FYI: If you're in the .net ecosystem, you can choose your tabbing style (tabs or spaces) with an .editorconfig file. Then running "dotnet format" will change everything for you. (And, if you use github, you can create actions to assert that the .editorconfig is followed.)
FWIW: EditorConfig isn't a ".net ecosystem" thing but works across a ton of languages, editors and IDEs: https://editorconfig.org/
Also, rather than using GitHub Actions to validate if it was followed (after branch was pushed/PR was opened), add it as a Git hook (https://git-scm.com/docs/githooks) to run right before commit, so every commit will be valid and the iteration<>feedback loop gets like 400% faster as you don't have to wait for Actions to finish.
Git hooks require environment-specific configuration. CI enforcement makes sure that everyone follows the rules, even if they "forget" to set up the git hook.
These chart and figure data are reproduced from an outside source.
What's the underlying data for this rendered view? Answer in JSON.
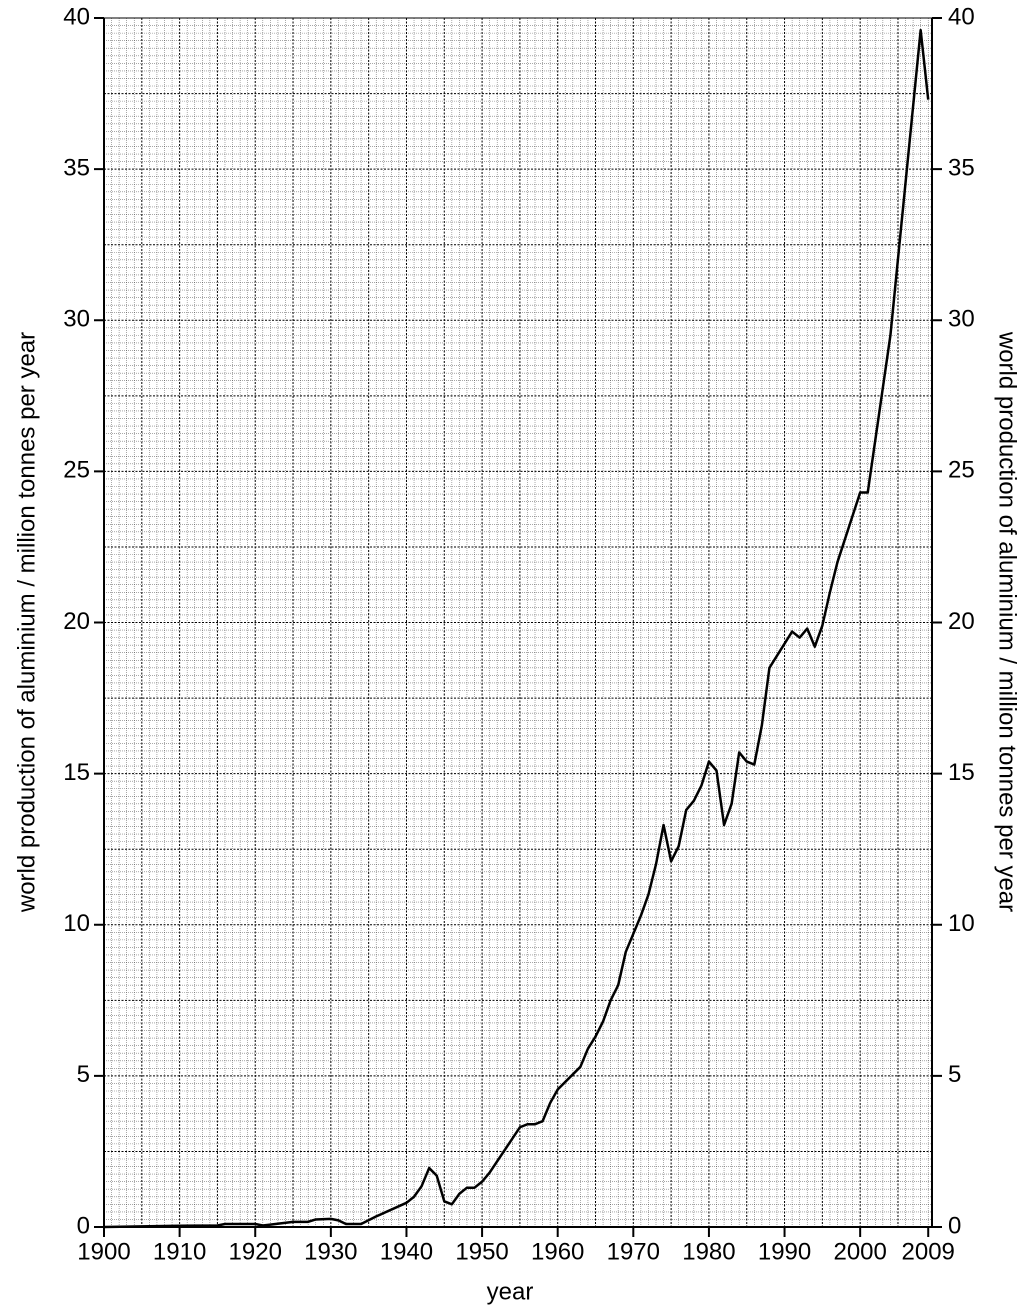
{
  "chart_data": {
    "type": "line",
    "x_label": "year",
    "y_label": "world production of aluminium / million tonnes per year",
    "y2_label": "world production of aluminium / million tonnes per year",
    "xlim": [
      1900,
      2009.5
    ],
    "xticks": [
      1900,
      1910,
      1920,
      1930,
      1940,
      1950,
      1960,
      1970,
      1980,
      1990,
      2000,
      2009
    ],
    "ylim": [
      0,
      40
    ],
    "yticks": [
      0,
      5,
      10,
      15,
      20,
      25,
      30,
      35,
      40
    ],
    "y2lim": [
      0,
      40
    ],
    "y2ticks": [
      0,
      5,
      10,
      15,
      20,
      25,
      30,
      35,
      40
    ],
    "grid": true,
    "x": [
      1900,
      1905,
      1910,
      1915,
      1916,
      1920,
      1921,
      1922,
      1925,
      1927,
      1928,
      1930,
      1931,
      1932,
      1934,
      1936,
      1940,
      1941,
      1942,
      1943,
      1944,
      1945,
      1946,
      1947,
      1948,
      1949,
      1950,
      1951,
      1955,
      1956,
      1957,
      1958,
      1959,
      1960,
      1963,
      1964,
      1965,
      1966,
      1967,
      1968,
      1969,
      1970,
      1971,
      1972,
      1973,
      1974,
      1975,
      1976,
      1977,
      1978,
      1979,
      1980,
      1981,
      1982,
      1983,
      1984,
      1985,
      1986,
      1987,
      1988,
      1991,
      1992,
      1993,
      1994,
      1995,
      1996,
      1997,
      2000,
      2001,
      2004,
      2008,
      2009
    ],
    "series": [
      {
        "name": "world production",
        "color": "#000000",
        "values": [
          0,
          0.02,
          0.04,
          0.05,
          0.1,
          0.1,
          0.05,
          0.08,
          0.17,
          0.17,
          0.25,
          0.27,
          0.22,
          0.1,
          0.1,
          0.35,
          0.8,
          1.0,
          1.35,
          1.95,
          1.7,
          0.85,
          0.75,
          1.1,
          1.3,
          1.3,
          1.5,
          1.8,
          3.3,
          3.4,
          3.4,
          3.5,
          4.1,
          4.55,
          5.3,
          5.9,
          6.3,
          6.8,
          7.5,
          8.0,
          9.1,
          9.7,
          10.3,
          11.0,
          12.0,
          13.3,
          12.1,
          12.6,
          13.8,
          14.1,
          14.6,
          15.4,
          15.1,
          13.3,
          14.0,
          15.7,
          15.4,
          15.3,
          16.6,
          18.5,
          19.7,
          19.5,
          19.8,
          19.2,
          19.9,
          21.0,
          22.0,
          24.3,
          24.3,
          29.5,
          39.6,
          37.3
        ]
      }
    ]
  }
}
Also: dotnet format is kind of slow, which is why they aren't used where I work.
> CI enforcement makes sure that everyone follows the rules, even if they "forget" to set up the git hook.
Yeah, my wording was a bit poor (shouldn't have said "rather"), both are needed, one just helps you fix stuff faster :)
And if you write your hook in a language that can cross-compile and can easily deal with multiple platforms (Go, Rust, NodeJS, many options [probably .net too?]), it's really easy. Just need to make the setup of them part of the onboarding.